Sure, there’s the obvious link of putting an animal down, but the way the images all suggest weight or heft, deepens the experience for the reader. The poem forces us to feel the cat’s muscles in the moment of death, the “heavy shoebox on my lap,” and “the weight of my ten-year-old head / nodding without a pause.” Because these images are so tactile, we slip not only into the child perspective, but also the adult consciousness with the rhetorical question that follows: “What did I know / of patience then?” And because the memory’s embedded within an existing story about the hospital room where the speaker’s father’s dying, not only does it cause meaning to resonate, but it mirrors the way our speaker felt in those final moments with her father. It gives us a glimpse of the experience.
Just as the speaker’s father “peeled / from the gravel lot onto the rain-/blurred road,” (isn’t “blurred” so good?!) the poem uses the reflective questioning to take us back to the present-action, where we hear our speaker cry out in direct address and ask for forgiveness.
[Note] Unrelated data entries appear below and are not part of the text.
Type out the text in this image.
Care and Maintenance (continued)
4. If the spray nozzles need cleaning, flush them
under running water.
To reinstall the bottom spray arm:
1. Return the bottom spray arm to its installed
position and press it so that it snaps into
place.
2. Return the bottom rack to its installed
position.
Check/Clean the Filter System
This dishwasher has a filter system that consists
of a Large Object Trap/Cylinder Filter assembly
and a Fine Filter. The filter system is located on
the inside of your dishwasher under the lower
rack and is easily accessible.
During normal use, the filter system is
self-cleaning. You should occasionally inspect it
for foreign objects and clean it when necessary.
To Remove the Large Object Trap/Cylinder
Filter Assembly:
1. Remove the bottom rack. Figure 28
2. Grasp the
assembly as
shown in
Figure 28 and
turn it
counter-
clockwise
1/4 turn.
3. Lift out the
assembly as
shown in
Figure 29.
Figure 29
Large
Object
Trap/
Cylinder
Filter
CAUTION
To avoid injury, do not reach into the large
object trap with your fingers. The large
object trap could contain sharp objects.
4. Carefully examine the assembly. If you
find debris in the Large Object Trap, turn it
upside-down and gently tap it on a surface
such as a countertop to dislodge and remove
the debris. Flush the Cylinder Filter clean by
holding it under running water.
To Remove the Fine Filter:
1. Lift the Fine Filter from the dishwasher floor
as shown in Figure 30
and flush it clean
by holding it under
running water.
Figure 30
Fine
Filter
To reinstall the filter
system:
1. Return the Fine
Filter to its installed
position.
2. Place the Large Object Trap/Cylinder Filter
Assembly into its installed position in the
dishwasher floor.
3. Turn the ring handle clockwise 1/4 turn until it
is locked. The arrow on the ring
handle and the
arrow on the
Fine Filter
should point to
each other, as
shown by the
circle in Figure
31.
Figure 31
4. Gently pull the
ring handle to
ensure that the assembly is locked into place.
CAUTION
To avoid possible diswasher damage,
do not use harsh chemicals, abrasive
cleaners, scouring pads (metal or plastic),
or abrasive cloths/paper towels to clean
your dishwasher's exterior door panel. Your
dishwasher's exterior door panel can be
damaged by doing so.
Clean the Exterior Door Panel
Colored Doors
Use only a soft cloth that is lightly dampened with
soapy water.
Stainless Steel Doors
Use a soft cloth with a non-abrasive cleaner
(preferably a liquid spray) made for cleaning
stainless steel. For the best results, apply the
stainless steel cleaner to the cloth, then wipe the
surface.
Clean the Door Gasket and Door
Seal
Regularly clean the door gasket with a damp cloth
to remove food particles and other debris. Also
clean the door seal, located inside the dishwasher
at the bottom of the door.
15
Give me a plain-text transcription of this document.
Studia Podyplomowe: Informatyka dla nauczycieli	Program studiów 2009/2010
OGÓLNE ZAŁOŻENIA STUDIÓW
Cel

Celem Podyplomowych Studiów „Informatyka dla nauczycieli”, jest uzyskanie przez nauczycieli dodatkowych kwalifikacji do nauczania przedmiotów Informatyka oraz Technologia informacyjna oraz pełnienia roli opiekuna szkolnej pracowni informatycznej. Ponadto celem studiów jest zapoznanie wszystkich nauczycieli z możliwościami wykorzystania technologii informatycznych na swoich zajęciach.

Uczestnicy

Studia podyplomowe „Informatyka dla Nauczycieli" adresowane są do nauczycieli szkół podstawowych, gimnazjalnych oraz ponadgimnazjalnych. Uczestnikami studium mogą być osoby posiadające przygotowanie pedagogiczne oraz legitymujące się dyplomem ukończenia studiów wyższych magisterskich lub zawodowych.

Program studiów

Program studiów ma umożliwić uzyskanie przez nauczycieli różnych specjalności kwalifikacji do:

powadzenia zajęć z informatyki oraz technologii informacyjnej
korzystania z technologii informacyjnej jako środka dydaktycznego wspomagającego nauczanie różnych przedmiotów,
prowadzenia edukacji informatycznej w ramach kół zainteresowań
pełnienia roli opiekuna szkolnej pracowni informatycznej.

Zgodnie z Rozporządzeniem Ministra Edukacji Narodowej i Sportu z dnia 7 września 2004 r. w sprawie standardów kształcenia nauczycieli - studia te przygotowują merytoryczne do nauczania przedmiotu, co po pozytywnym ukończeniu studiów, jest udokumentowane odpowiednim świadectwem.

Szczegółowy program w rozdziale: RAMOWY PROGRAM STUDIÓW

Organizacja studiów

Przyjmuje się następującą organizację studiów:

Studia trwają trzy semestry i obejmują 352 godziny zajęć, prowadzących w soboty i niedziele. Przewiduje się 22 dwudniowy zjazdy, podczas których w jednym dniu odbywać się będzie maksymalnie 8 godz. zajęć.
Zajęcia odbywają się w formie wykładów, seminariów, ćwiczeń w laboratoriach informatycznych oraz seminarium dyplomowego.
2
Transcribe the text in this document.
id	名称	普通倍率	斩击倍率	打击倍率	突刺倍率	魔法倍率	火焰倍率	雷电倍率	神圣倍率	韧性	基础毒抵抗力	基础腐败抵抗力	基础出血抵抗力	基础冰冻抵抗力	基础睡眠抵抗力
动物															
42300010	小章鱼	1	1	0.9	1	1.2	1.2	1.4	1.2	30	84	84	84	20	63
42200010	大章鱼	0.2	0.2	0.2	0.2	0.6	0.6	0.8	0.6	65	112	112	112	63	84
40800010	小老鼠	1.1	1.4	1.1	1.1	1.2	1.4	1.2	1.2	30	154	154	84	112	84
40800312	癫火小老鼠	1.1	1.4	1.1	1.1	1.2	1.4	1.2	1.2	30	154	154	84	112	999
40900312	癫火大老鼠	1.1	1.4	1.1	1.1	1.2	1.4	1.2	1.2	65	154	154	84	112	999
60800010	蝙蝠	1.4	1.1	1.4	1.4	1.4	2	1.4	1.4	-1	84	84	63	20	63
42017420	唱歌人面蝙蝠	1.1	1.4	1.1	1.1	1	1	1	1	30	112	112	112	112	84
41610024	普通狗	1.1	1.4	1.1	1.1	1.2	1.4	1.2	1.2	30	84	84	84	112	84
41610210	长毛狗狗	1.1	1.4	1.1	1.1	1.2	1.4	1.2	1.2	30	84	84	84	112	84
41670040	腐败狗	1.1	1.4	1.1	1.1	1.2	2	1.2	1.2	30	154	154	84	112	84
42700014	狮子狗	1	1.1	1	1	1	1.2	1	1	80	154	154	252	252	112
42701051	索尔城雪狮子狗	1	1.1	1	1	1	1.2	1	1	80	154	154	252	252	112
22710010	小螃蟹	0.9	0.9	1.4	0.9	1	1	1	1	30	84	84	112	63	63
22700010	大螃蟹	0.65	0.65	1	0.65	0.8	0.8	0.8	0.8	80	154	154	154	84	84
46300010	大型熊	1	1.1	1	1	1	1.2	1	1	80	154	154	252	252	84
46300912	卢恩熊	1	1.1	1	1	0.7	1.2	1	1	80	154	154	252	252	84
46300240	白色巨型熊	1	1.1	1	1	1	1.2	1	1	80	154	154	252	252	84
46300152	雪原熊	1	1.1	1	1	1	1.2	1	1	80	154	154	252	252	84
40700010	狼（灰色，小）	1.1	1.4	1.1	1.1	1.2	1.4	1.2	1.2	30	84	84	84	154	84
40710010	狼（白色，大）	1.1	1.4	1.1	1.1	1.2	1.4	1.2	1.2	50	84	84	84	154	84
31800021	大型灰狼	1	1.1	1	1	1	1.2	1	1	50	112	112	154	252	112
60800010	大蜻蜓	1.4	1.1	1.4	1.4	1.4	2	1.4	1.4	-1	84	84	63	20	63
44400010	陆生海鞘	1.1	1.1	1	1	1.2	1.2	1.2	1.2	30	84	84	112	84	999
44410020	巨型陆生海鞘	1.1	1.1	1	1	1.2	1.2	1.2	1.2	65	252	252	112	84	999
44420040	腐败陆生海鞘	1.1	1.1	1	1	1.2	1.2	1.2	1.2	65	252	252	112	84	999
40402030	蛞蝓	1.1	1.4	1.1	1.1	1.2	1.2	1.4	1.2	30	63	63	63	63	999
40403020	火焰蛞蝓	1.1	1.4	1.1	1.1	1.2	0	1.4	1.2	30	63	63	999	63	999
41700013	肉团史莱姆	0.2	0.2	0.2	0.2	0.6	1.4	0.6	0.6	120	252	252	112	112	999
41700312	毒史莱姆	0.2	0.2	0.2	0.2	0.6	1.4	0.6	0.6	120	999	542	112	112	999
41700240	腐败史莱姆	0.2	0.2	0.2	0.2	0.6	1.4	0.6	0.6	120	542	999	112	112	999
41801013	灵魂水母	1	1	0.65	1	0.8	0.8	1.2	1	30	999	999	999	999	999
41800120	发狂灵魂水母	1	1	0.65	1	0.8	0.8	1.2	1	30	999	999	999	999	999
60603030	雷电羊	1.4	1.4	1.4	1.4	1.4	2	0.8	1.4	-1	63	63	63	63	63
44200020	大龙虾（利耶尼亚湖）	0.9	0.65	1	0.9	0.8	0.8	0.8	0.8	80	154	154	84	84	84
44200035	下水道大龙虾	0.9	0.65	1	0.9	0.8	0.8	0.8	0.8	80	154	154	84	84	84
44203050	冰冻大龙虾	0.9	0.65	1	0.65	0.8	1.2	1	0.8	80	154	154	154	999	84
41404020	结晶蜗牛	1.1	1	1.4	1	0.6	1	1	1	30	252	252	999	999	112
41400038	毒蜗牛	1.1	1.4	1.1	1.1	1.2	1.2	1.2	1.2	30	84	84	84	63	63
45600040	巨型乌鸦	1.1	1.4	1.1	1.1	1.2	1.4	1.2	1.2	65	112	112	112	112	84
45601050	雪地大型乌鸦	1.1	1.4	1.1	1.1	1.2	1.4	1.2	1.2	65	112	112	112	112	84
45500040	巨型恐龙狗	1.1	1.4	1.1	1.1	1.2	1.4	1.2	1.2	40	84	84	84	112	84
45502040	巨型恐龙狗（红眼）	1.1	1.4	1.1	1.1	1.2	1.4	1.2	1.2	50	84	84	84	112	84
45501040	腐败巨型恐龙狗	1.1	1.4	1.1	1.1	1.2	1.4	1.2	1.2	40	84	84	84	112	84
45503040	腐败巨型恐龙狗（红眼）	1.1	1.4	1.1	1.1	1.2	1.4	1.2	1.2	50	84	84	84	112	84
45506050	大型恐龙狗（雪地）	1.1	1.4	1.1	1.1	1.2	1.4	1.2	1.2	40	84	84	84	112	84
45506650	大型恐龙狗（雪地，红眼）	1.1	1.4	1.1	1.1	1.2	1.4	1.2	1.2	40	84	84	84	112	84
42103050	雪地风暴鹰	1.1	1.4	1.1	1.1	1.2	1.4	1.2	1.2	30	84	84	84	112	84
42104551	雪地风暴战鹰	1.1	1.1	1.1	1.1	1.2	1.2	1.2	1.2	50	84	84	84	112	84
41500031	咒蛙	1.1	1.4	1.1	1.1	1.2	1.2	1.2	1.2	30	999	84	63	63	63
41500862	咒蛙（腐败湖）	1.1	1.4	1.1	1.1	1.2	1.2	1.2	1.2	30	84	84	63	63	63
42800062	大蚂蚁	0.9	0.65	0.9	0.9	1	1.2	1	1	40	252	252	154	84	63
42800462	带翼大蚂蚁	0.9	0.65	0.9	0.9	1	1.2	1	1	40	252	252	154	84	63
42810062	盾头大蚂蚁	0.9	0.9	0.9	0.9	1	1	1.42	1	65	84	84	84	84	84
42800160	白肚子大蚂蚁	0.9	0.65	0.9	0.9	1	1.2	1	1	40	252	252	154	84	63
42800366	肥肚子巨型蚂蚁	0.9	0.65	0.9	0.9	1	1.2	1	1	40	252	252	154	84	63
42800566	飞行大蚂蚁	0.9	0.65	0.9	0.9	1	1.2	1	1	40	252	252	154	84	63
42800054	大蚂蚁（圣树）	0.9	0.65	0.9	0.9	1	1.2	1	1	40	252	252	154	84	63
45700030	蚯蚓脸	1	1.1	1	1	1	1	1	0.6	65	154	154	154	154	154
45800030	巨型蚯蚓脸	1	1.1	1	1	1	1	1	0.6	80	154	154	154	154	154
And, just in case you forgot where the poem began, which can happen with stories inside of stories, the closing of the poem references the title, working to conflate the position of the speaker and her father. But if you’re like me, the final line left me puzzled at first: what was it that you wanted? Another way to encourage the reader to the poem’s opening line, where we “prayed for death.” The result creates a chilling effect, especially with the earlier calling out for forgiveness, not for praying for death, but for “this terrible face,” which probably isn’t bobbing up and down in agreement like her ten-year-old self.
And that’s the heartbeat of this poem, the tension between agreeing to her father’s wishes as a child, and the difficulty of accepting that upon the moment of death. How life can get so twisted and frozen and awful at the end that you pray for it to stop. Which she ultimately catches herself on, catches us on, and lightning-bolts us back to our shared but fucked-up reality. Sure, she’s better than most at distilling a moment down to “each white second,” but through precise detail, the layering of story and memory, the heft and precision of the detail, this poem guts me. Which is exactly what it’s supposed to do.